In an attempt to fully appreciate the potential of increasing online primary healthcare services in England, consider WeDoctor, a Chinese mobile app launched in 2010 by artificial intelligence expert Jerry Liao. Originally called Guahao (Mandarin for “booking”), WeDoctor started as a simple booking platform that made it easier for patients to make appointments with doctors. From these humble beginnings WeDoctor grew by adding extra functions such as reminders for regular medical checks, screening, prescriptions and online diagnoses and consultations. This helped to unclog China’s fragmented and bureaucratic healthcare system and made quality healthcare more accessible to the average person.
 
WeDoctor secured backing from Tencent Holdings, a Chinese multinational conglomerate, Sequoia Capital, the Goldman Sachs Group and the insurer AIA Group. In 2018, the company raised US$0.5bn in a private financing round at a valuation of US$5.5bn. Today, WeDoctor has more than 210m registered users mainly in China for its online appointment booking, prescription and diagnosis services and is linked to about 3,200 hospitals and 360,000 doctors. In March 2020, at the height of the CoVID-19 pandemic, it was reported that, in the latter half of 2020, WeDoctor intends to raise HK$1bn in an IPO on the Hong Kong Stock Exchange at a valuation of HK$10bn.
 
Although NHS England is much smaller than China’s healthcare provision, it is similarly fragmented and bureaucratic. The UK online solutions enterprises described in this Commentary have significant potential simply by helping to reduce GPs large and increasing burden of administration while increasing the connectivity between patients and GPs.
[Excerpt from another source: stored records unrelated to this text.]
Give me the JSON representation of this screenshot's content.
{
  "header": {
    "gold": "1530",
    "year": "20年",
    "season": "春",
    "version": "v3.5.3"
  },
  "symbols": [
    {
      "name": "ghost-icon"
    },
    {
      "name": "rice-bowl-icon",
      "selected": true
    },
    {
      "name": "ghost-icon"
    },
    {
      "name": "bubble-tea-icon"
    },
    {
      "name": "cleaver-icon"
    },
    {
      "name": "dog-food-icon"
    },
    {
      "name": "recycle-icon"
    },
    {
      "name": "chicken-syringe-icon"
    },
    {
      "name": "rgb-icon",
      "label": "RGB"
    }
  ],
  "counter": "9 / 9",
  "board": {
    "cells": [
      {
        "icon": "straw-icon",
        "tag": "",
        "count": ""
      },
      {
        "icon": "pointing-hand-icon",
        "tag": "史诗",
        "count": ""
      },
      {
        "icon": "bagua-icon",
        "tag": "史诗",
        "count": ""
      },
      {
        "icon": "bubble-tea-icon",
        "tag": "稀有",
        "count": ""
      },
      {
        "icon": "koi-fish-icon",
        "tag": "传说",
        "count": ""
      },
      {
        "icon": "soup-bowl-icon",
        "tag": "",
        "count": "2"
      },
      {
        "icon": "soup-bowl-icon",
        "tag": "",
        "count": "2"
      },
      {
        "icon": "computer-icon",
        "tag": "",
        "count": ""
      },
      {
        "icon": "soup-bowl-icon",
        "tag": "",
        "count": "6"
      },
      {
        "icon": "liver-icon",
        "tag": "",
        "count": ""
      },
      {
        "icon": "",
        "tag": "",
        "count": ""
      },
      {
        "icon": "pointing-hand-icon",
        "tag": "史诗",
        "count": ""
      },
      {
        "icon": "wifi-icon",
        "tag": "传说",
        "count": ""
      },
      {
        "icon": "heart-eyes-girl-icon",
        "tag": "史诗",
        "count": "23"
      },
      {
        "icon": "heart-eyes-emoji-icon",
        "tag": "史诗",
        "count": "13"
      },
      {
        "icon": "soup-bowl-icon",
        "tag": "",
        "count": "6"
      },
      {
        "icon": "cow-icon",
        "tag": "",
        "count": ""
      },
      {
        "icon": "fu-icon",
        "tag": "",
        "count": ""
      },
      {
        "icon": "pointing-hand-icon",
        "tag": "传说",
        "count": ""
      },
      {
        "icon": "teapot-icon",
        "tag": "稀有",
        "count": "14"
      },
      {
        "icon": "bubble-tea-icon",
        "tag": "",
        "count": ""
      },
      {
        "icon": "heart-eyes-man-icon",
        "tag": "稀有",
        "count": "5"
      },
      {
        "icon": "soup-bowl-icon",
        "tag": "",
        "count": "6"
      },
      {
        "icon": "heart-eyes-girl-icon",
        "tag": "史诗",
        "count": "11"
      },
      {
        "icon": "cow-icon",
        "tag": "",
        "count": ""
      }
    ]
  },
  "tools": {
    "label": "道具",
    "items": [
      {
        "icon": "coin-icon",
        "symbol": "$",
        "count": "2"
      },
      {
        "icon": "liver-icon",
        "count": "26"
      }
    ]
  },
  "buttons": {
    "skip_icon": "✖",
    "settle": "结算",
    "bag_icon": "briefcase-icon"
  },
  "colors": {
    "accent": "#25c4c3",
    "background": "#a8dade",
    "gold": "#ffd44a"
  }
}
This will help GPs to concentrate on what they have been trained to do and improve healthcare for people in most need.
 
Takeaways
 
Over the past two decades, legacy primary care systems and attitudes in the UK have slowed the uptake of online healthcare solutions. Notwithstanding, the NHS’s response to the coronavirus CoVID-19 outbreak might prove to have helped to transform the UK’s traditional face-to-face primary care model by making GPs deliver some of their services online. In a recent interview with the New York Times, Dr Bruce Aylward, Assistant Director-General of the World Health Organization, stressed how the Chinese had responded to the coronavirus outbreak by significantly increasing the amount of medical care the nation provides online.  In light of the discussion in this Commentary, be minded that in Mandarin the word “crisis” is denoted by two characters: 危机, one means ‘disaster’ and the other means ‘opportunity’.